Having management people who understand what workers go through and face on a daily basis is an advantage when trying to get workers to buy in to Hallmark’s programs. Kozak, who has worked in both oil and gas and construction industries since his teenage years, says this has contributed to the company’s success in creating a safety culture across the organization.

A manager who has been there and done that will more likely achieve a greater degree of respect and support from the workers, he says.

“We know it, we lived it, we understand… People will look at that with a level of authority and experience, and see that guy as a mentor,” says Kozak.

Working in the oil and gas industry has very unique health and safety challenges. Some would say it’s an industry inherently hazardous, and injuries are almost a normal occurrence.

The culture that permeates across the entire Hallmark organization, however, seem to tell a different story. Workers are constantly trained to be aware of the hazards and generally practice only safe work procedures.

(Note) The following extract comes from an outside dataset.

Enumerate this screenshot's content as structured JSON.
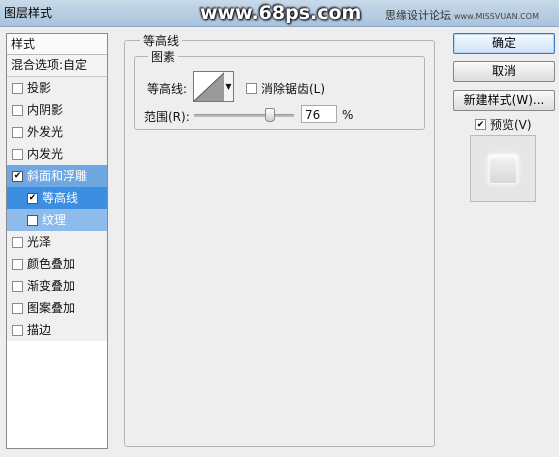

Ilunga explains any newly hired worker goes through extensive training courses that include safe working procedures and hazards on the job.

“For (the new hire) to work in the yard he needs somebody experienced... to train the new person, to show him the dangers we go through every day, so the person can… fly on his own in later days,” Ilunga explains.

Hallmark workers are constantly made aware of their surroundings, and are encouraged to perform “safety observations” before starting their shift. This involves the worker looking around where the work is to be carried out that day, to assess the risks and to bring up any safety issues or potential issues to their managers.

No work can commence if there are any unresolved issues that can potentially compromise the safety of the workers, says Kozak. As has been demonstrated in the past, Hallmark management will not hesitate to stop a job when worker safety is on the line — even if it means potentially compromising a client relationship.

Hallmark celebrates “safety days” — the number of days its facilities have gone without a recordable incident. Hallmark’s various facilities have gone years without having a recordable incident — a feat that’s “almost unheard of” in the oil and gas industry, says Cameron.

“We are very proud of that. And it is not a numbers game, you can always have an incident at any given moment, but it’s back to what you are doing from a diligence standpoint. Do your best to manage the risks,” Cameron says.